In früheren Zeiten feierten die Leute das Namensfest des heiligen Martin bei Braten und Wein und ließen den Heiligen hochleben. Sie gingen ins "Martiniloben".

Davon hörte einmal der Kater Braunz, und es gelüstete ihn, auch ins Martiniloben zu gehen. Er dachte: ‚Die Mäuse laß ich heute Mäuse sein!' Dann machte er sich auf den Weg.

Nachdem er eine Weile gewandert war, dachte er: ‚Schau, wenn ich einen Kameraden hätte, wäre der Weg viel kurz weiliger !'

In diesem Augenblick kam ihm der Hund vor die Beine.

"Kater Braunz", sagte der Hund, "wo gehst du denn hin?"

"Ins Martiniloben", gab der zur Antwort. "Da wird's lustig werden !"

"Ei, da kann ich ja mithalten", meinte der Hund und schloß sich dem Kater an.

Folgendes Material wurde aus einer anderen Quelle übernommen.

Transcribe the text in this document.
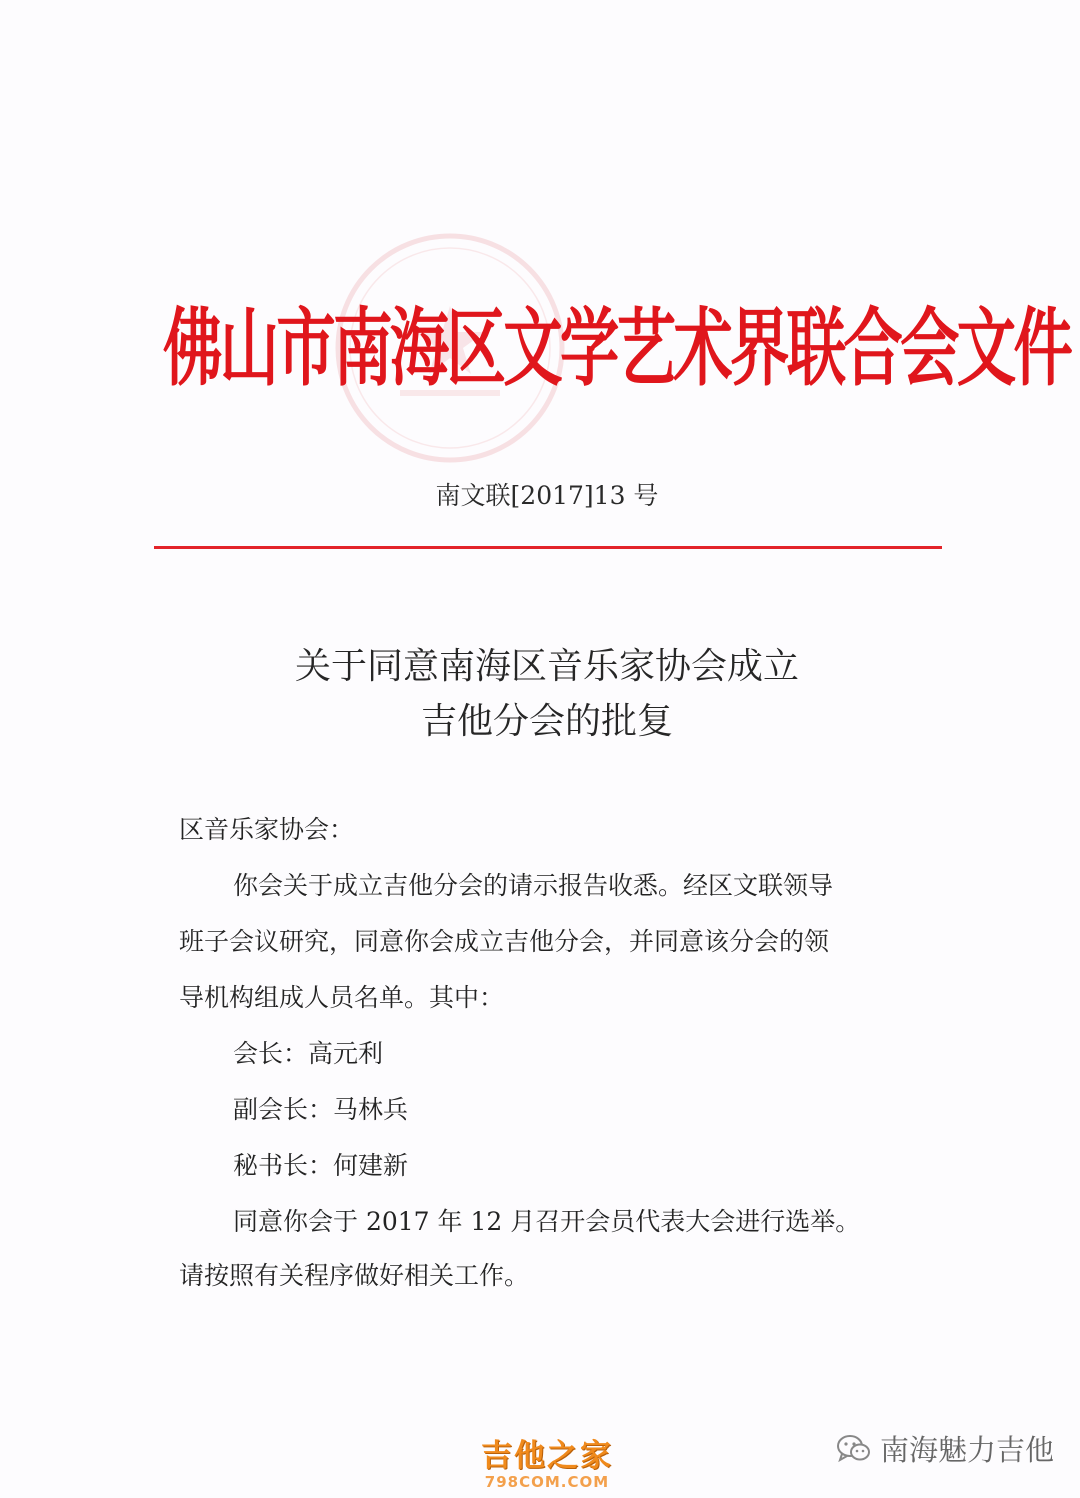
佛山市南海区文学艺术界联合会文件
南文联[2017]13 号
关于同意南海区音乐家协会成立
吉他分会的批复
区音乐家协会：
你会关于成立吉他分会的请示报告收悉。经区文联领导
班子会议研究，同意你会成立吉他分会，并同意该分会的领
导机构组成人员名单。其中：
会长：高元利
副会长：马林兵
秘书长：何建新
同意你会于 2017 年 12 月召开会员代表大会进行选举。
请按照有关程序做好相关工作。
吉他之家
798COM.COM
南海魅力吉他
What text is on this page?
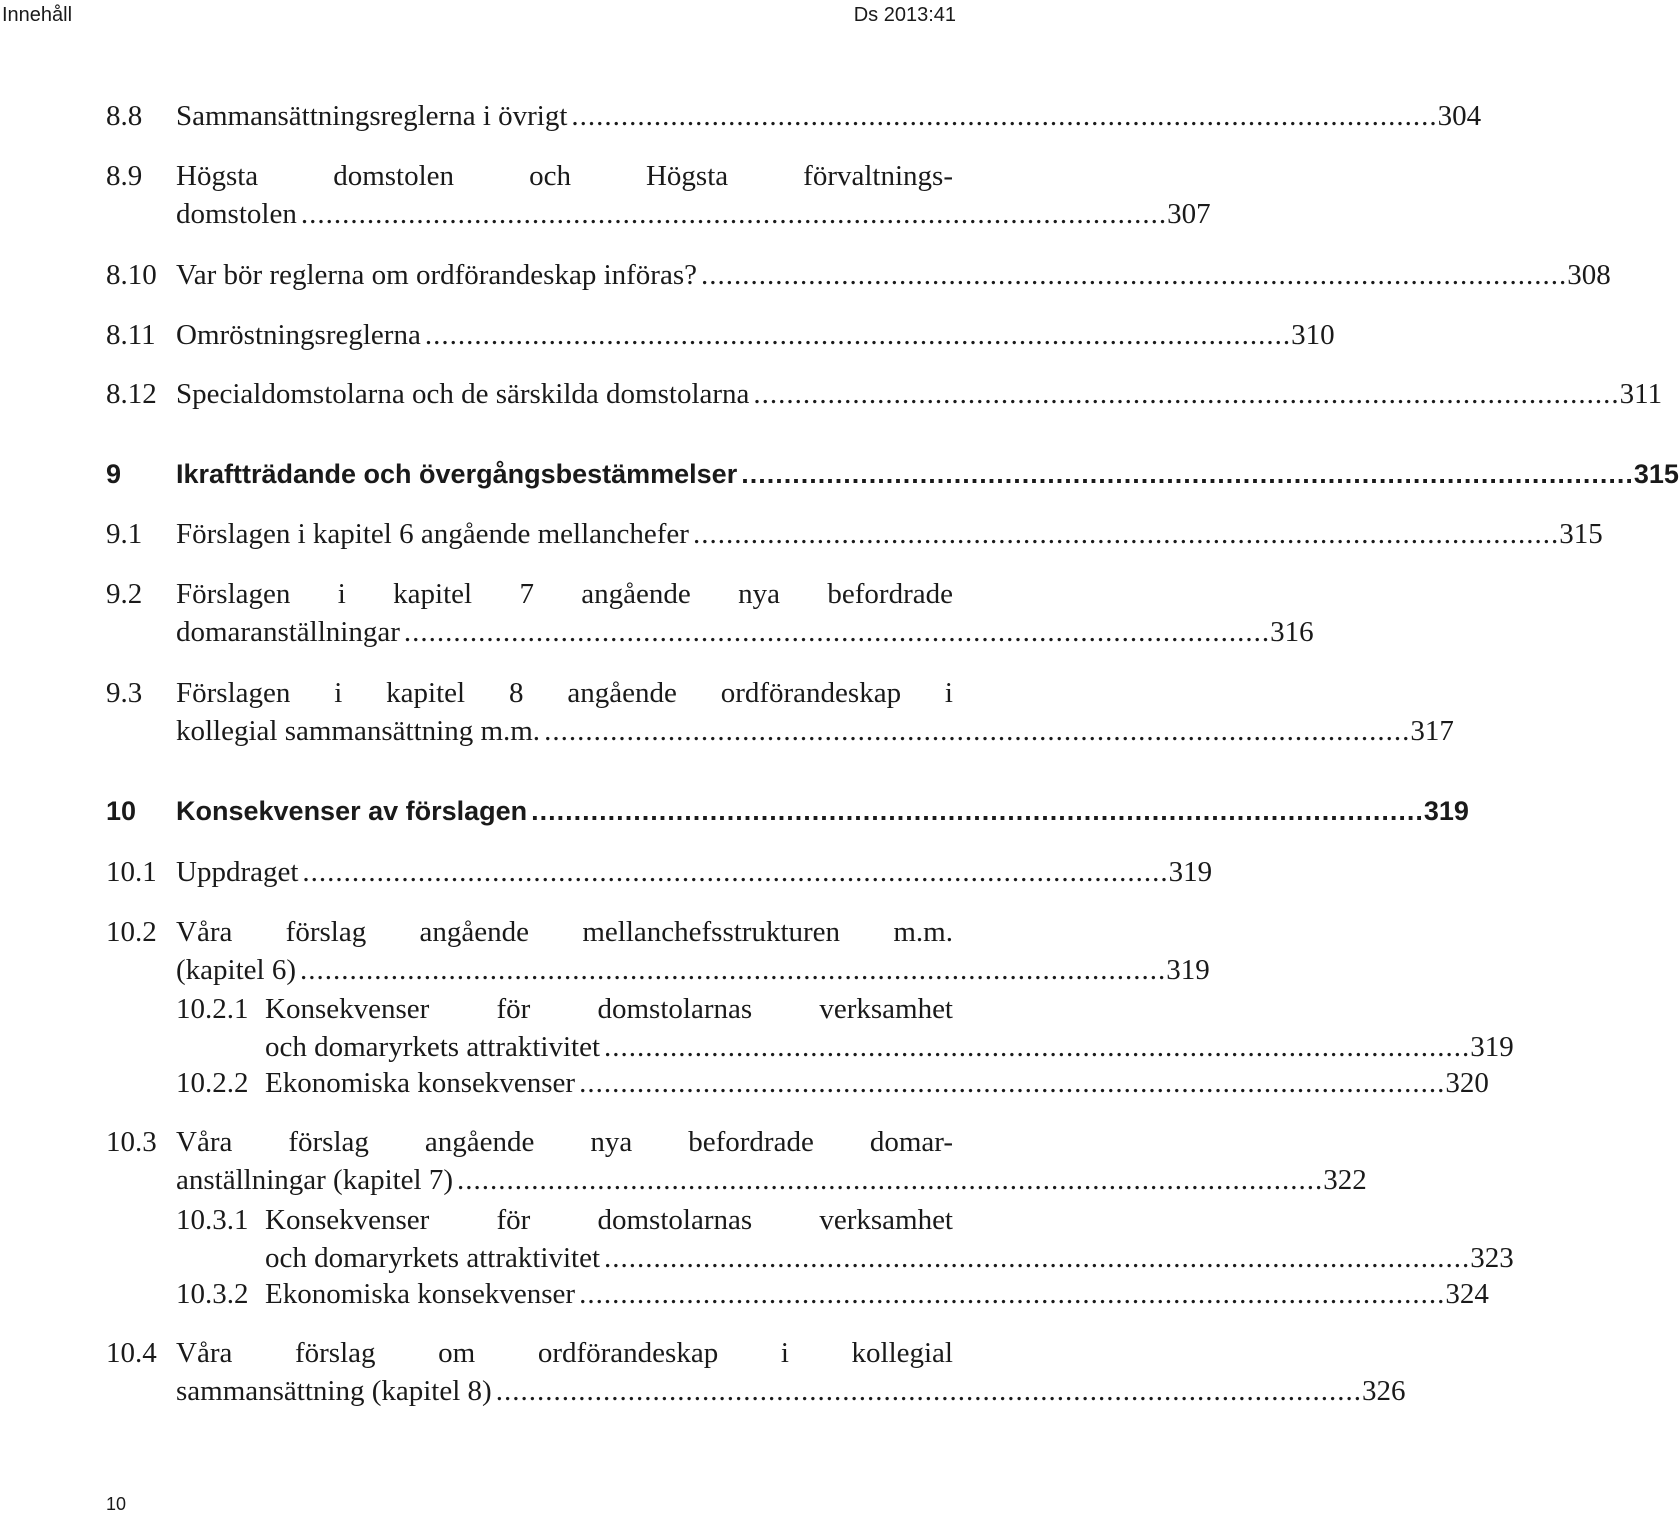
Innehåll	Ds 2013:41
8.8 Sammansättningsreglerna i övrigt ......................................................................................................... 304
8.9 Högsta domstolen och Högsta förvaltnings-
domstolen ......................................................................................................... 307
8.10 Var bör reglerna om ordförandeskap införas? ......................................................................................................... 308
8.11 Omröstningsreglerna ......................................................................................................... 310
8.12 Specialdomstolarna och de särskilda domstolarna ......................................................................................................... 311
9 Ikraftträdande och övergångsbestämmelser ......................................................................................................... 315
9.1 Förslagen i kapitel 6 angående mellanchefer ......................................................................................................... 315
9.2 Förslagen i kapitel 7 angående nya befordrade
domaranställningar ......................................................................................................... 316
9.3 Förslagen i kapitel 8 angående ordförandeskap i
kollegial sammansättning m.m. ......................................................................................................... 317
10 Konsekvenser av förslagen ......................................................................................................... 319
10.1 Uppdraget ......................................................................................................... 319
10.2 Våra förslag angående mellanchefsstrukturen m.m.
(kapitel 6) ......................................................................................................... 319
10.2.1 Konsekvenser för domstolarnas verksamhet
och domaryrkets attraktivitet ......................................................................................................... 319
10.2.2 Ekonomiska konsekvenser ......................................................................................................... 320
10.3 Våra förslag angående nya befordrade domar-
anställningar (kapitel 7) ......................................................................................................... 322
10.3.1 Konsekvenser för domstolarnas verksamhet
och domaryrkets attraktivitet ......................................................................................................... 323
10.3.2 Ekonomiska konsekvenser ......................................................................................................... 324
10.4 Våra förslag om ordförandeskap i kollegial
sammansättning (kapitel 8) ......................................................................................................... 326
10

Da wanderten sie die Straße dahin und erzählten einander eine Geschichte nach der andern.

Plötzlich rief der Hund: "Dort schau hin! Dort wackelt ja die Mutter Gans!"

Nun beeilten sie sich, die Gans einzuholen.

Und die Gans drehte den Hals zurück und fragte verwundert: "Wo geht denn ihr zwei hin?"

"Wir gehen ins Martiniloben, wir wollen einmal recht lustig sein!" erwiderten sie.

"Laßt mich doch mitgehen", schnatterte die Gans. "Ich möchte mich auch einmal gut unterhalten."

"Wenn du nicht streitbar wirst, lassen wir dich schon mithalten", entgegneten sie.

Nun gingen sie zu dritt ihres Weges und waren lustig und guter Dinge. Nach einer Weile stießen der Ochs, der Hahn und die Sau zu ihnen, da wanderten sie dann zu sechst weiter.

Auf einmal kamen sie in einen finsteren Wald, der nicht enden wollte. Als es gar noch Nacht wurde, meinte der Kater Braunz: "Kinder, hört, jetzt kenn ich mich nimmer aus. Ich glaube, wir haben uns verirrt. Kehren wir lieber um!"

Alle stimmten ihm zu, doch fanden sie in der Dunkelheit nicht den Weg zurück. Sie beschlossen daher, im Wald zu übernachten, legten sich ins weiche Moos und bemühten sich, einzuschlafen.

Nur der Ochs, der ein wenig furchtsam war, behielt die Augen offen und schaute umher. Da erblickte er auf einmal in der Ferne ein Licht und sagte dies dem Kater Braunz. Und der Kater meinte: "Ich klettere auf einen hohen Baum und halte Ausschau. Dann wissen wir genau, in welche Richtung wir gehen müssen."

Und richtig, er tat es. Als er wieder herabkam, machten sich alle auf den Weg.

Das Licht wurde immer größer und größer, und plötzlich sahen sie ein Haus, das hell erleuchtet war und offene Fenster hatte.

Da schlich der Hahn an ein Fenster heran, machte einen Blick hinein und entdeckte Diebe im Haus. Einer stand vor dem Tisch und zählte gerade einen Haufen Geld.

"Wartet nur", sagte der Ochs, "denen werden wir heimleuchten! Ich springe zuerst zum Fenster hinein, da werden sie alle erschrecken und Reißaus nehmen. Und uns werden sie das Geld überlassen müssen! Wenn alle Diebe draußen sind, kommt ihr flink zu mir ins Haus hinein!"

So geschah es auch. Der Ochs sprang beim Fenster hinein und brüllte, was er konnte. Da ließen die Diebe alles liegen und stehen und liefen davon.

Nun machten sich die Tiere über das viele Geld her und legten es wieder auf einen Haufen zusammen. Weil sie aber glaubten, daß die Diebe zurückkommen würden, begaben sie sich nicht zur Ruhe.

Der Hund sprach: "Ich wache bei der Tür!"

Der Kater Braunz schmiegte sich an den warmen Ofen, der Ochs legte sich auf den Misthaufen, die Gans hockte sich auf den Tisch, um das Geld zu hüten, die Sau richtete sich im Hof ein Lager, und der Hahn flog auf das Dach.

Und richtig, die Diebe kehrten bald wieder zurück und wollten ins Haus eindringen und das Geld holen.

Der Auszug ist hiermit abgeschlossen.